Former department store in Oxford

Elliston & Cavell was for many years the leading department store in Oxford, England. The store was located on the west side of Magdalen Street in central Oxford. The shop stocked uniforms for local schools such as the Dragon School.

== History ==

Jesse Elliston originally owned a draper's shop opposite St Mary Magdalen Church in Oxford. On 9 April 1835, at the age of 22, John Cavell married Sarah Elliston, the sister of Jesse at St John Baptist Church in Summertown, Oxford. Elliston made Cavell a partner in celebration of the marriage. Thereafter, the shop became known as Elliston & Cavell. In 1853, Jesse Elliston was found dead on his walk home from work at the age of 47, while Sarah Elliston died in 1856.
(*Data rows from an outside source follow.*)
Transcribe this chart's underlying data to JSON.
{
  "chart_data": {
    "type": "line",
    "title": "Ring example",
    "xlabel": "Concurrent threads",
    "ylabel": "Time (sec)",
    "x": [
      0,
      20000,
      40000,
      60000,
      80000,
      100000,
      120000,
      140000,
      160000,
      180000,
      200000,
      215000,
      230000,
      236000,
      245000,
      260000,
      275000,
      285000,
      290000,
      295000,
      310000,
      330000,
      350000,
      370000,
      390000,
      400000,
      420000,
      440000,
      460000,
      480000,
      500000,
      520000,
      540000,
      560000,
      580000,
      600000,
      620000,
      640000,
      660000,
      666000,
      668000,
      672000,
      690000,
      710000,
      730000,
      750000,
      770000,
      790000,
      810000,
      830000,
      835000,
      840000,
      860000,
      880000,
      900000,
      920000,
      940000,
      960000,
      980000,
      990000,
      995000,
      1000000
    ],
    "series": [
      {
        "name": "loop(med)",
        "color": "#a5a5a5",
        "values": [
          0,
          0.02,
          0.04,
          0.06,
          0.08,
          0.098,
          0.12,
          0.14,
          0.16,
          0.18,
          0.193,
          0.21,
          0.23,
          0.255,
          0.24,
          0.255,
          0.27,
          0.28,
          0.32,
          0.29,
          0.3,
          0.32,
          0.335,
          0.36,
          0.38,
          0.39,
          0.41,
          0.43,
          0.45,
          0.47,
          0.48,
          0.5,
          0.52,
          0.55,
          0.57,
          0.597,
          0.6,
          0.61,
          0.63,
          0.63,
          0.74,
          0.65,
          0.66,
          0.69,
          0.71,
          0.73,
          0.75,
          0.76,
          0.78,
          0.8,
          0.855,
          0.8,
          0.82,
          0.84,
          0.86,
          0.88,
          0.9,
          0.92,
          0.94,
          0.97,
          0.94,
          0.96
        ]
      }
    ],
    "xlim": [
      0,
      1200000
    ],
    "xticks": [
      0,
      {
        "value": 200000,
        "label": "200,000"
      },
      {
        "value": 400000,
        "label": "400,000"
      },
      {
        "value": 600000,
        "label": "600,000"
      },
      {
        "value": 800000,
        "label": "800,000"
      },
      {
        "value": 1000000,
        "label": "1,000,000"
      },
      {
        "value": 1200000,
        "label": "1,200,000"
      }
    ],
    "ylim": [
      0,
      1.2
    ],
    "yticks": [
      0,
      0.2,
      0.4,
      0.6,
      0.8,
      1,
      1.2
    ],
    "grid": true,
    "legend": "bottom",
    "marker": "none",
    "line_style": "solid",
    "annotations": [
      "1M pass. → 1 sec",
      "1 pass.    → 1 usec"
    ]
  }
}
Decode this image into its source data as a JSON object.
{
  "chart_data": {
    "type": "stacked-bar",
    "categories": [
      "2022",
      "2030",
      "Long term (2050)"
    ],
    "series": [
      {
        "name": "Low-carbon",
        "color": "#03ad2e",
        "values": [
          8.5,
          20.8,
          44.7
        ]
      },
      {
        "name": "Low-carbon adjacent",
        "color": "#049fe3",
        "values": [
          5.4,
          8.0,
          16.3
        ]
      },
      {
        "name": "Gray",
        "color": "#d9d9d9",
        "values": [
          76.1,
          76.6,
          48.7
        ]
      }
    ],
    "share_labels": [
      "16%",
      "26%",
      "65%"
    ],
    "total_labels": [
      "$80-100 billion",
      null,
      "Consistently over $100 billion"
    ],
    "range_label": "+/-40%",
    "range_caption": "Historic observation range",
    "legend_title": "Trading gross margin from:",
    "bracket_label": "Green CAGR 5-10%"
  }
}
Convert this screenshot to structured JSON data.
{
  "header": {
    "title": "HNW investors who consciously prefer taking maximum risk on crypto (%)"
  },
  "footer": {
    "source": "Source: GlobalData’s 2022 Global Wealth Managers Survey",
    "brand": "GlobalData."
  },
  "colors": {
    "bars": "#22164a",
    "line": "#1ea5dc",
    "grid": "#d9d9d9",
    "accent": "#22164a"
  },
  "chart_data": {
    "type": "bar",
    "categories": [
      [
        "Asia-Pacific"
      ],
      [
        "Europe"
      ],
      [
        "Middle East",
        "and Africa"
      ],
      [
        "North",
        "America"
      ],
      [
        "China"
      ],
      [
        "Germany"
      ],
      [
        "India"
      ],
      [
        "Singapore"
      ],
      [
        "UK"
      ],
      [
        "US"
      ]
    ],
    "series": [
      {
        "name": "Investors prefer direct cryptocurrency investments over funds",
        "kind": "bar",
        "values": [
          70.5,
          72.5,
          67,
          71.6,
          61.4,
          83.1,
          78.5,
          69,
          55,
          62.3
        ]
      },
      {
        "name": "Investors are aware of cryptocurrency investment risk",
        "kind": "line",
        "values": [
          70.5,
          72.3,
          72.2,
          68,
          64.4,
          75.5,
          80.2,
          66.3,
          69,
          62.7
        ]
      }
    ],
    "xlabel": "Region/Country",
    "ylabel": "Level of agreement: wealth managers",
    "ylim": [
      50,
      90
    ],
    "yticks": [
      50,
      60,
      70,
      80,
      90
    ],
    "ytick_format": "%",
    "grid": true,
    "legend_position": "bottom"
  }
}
In 1861, James Cavell married his widowed sister-in-law Harriet Delf (nee Elliston); they lived above the premises at 12 Magdalen Street. James Cavell was made Mayor of Oxford for the first time in 1865 and was the Chairman of the Oxford Building & Investments Company until 1882, but died aged 74 in 1887.

The original store was demolished in 1894 to make way for the current building. It eventually became the largest department store in Oxford. The store was lavishly decorated with a sweeping staircase and a bakelite mural depicting deer in a forest glade. The ladies' powder room had basins in the shape of marble swans with gold taps, with ladies in black uniform providing dry towels.

The shop was taken over by Debenhams in 1953, but the original name was retained until 1973. The building formed part of the Debenhams store until its administration in 2020.